Gar nicht absehen konnte ich, wie viele Sizilianer sich im Gästebereich einfinden werden. Step by step trudelten die Leute ein, alles aber eher Normalos und vermutlich zum Großteil nicht direkt aus Palermo, sondern mittlerweile im Norden wohnend. Eine halbe Stunde vor Anpfiff fuhren dann aber tatsächlich noch zwei Busse Ultras vor, stürmten den unteren Bereich des Gästeblocks und flaggten den „Curva Nord-Banner“ an. Geil und großer Respekt. Zwischen Palermo und Brescia sind‘s knapp 1.500 Kilometer. Das wäre ungefähr so, als müssten wir aus Meppen nach Florenz zum Auswärtsspiel.

Das ist vielleicht ein oder zwei Mal geil, aber nicht sechs, sieben, acht oder neun Mal pro Saison. Absolut stark!

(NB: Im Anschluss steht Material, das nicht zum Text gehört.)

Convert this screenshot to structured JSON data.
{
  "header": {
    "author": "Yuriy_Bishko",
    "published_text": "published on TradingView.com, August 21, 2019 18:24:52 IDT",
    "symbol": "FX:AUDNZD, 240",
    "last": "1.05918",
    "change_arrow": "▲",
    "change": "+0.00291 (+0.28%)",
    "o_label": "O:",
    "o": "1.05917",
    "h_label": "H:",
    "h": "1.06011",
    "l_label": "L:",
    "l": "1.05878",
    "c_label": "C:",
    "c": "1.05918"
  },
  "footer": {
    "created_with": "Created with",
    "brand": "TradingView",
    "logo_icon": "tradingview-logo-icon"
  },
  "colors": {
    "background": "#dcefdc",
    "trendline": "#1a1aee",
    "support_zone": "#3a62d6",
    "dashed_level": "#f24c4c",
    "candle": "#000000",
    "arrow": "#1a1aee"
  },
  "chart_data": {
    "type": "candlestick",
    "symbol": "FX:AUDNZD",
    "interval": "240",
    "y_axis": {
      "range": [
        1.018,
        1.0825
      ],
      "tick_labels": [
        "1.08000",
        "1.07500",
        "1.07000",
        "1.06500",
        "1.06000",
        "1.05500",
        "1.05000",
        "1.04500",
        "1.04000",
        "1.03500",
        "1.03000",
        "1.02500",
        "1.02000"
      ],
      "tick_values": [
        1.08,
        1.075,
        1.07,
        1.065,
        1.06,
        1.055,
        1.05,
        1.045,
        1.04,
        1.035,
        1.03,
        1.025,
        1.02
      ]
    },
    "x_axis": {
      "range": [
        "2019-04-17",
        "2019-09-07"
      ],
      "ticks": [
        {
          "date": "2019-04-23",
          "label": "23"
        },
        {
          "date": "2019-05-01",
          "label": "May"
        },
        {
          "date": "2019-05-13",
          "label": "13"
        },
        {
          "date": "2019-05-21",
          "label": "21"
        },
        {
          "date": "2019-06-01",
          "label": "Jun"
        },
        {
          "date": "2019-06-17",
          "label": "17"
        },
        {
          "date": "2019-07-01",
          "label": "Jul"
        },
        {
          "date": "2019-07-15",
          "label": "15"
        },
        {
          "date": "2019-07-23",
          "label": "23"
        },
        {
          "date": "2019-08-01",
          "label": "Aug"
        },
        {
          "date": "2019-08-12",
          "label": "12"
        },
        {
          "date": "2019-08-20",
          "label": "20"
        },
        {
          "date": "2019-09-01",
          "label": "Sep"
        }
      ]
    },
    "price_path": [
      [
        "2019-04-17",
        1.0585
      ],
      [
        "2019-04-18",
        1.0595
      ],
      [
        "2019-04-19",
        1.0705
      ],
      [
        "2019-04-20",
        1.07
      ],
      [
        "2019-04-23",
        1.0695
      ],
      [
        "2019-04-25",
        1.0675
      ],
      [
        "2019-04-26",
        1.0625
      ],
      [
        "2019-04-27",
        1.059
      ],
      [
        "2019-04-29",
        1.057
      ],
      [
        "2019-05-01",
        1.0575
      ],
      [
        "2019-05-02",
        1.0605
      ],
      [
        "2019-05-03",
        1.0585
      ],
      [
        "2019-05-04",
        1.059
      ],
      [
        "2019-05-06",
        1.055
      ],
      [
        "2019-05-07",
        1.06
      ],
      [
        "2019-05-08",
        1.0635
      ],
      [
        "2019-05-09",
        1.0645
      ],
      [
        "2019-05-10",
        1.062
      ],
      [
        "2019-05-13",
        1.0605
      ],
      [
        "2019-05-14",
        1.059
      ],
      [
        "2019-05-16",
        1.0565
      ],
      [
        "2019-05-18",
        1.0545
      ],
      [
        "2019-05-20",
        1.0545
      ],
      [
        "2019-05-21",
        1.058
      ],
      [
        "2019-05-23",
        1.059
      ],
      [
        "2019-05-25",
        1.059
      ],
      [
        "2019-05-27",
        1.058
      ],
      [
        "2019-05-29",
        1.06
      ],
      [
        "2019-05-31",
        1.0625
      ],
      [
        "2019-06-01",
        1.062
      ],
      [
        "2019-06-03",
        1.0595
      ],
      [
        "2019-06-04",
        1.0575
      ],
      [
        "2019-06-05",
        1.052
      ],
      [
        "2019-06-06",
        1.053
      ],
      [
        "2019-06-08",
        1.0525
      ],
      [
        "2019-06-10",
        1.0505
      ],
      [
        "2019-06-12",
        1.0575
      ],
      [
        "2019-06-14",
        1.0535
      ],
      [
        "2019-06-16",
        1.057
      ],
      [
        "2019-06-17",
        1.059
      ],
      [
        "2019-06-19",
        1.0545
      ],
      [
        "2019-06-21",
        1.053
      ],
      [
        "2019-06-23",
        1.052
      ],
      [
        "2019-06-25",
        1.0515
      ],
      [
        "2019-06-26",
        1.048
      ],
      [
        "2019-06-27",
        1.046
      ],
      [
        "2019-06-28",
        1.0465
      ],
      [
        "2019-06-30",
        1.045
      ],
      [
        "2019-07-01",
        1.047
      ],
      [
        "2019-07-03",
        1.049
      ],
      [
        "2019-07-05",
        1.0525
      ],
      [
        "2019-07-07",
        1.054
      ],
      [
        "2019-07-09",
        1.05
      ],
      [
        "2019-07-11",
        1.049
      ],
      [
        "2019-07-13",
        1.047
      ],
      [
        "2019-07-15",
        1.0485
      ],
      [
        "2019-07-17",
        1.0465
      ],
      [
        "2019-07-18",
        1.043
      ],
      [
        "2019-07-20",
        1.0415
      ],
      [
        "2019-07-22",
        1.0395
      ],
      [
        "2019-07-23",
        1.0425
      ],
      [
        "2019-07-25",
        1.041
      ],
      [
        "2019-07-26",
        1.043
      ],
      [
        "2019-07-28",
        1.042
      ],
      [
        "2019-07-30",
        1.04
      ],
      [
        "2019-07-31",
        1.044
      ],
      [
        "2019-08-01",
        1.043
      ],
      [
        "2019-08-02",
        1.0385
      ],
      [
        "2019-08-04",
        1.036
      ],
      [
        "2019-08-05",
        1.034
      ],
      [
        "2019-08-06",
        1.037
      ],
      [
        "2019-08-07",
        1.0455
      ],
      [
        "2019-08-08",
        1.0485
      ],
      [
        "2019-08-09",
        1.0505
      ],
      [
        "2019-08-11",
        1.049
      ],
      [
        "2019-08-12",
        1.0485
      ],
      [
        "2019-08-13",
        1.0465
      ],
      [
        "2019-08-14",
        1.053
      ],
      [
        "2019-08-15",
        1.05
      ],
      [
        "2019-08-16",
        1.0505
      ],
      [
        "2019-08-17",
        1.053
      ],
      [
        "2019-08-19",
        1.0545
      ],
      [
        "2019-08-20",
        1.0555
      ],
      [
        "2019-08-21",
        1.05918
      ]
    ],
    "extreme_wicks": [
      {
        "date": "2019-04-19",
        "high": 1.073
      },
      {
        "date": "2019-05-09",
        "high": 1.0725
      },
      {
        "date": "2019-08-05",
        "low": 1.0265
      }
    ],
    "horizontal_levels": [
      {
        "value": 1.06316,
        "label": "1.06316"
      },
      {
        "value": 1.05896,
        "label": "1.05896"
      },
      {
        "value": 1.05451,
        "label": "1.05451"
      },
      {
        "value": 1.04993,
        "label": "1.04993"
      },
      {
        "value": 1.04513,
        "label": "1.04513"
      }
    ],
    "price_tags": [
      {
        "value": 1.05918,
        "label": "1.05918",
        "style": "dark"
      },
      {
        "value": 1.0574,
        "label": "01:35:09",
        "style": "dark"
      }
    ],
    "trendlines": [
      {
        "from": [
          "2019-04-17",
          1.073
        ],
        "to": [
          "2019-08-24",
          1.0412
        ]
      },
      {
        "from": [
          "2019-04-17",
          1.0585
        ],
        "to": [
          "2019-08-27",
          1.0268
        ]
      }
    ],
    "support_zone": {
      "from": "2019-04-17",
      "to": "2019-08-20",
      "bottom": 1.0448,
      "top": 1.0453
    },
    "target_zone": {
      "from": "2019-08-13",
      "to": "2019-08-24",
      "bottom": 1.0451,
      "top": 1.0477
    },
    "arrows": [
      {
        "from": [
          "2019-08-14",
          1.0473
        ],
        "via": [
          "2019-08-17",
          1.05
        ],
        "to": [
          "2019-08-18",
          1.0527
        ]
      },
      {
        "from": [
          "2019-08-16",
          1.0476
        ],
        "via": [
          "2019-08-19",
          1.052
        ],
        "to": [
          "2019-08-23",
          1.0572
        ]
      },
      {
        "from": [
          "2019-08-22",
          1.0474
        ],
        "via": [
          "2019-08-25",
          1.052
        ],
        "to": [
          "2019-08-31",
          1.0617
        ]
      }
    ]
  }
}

Stark war dann auch, was der Mob so ablieferte. Guter Tifo, viel Bewegung, Leichtigkeit und sizilianisches Temperament. Definitiv ein runder Auftritt.

Und auch auf dem Feld ging es rund. Brescia geht bereits in der 2. Minute in Führung; Palermo gleicht drei Minuten später per Elfmeter aus. So ging das weiter, bis es zur Halbzeit 4:2 stand. Sollte ich Zeuge meines persönlich torreichsten Pflichtspiels werden?

Leider nein, denn paradoxerweise blieb die zwote Hälfte torlos.

Mir aber auch egal, denn so oder so hat’s hier Spaß gemacht. Abpfiff, und weiter geht’s nach Monza!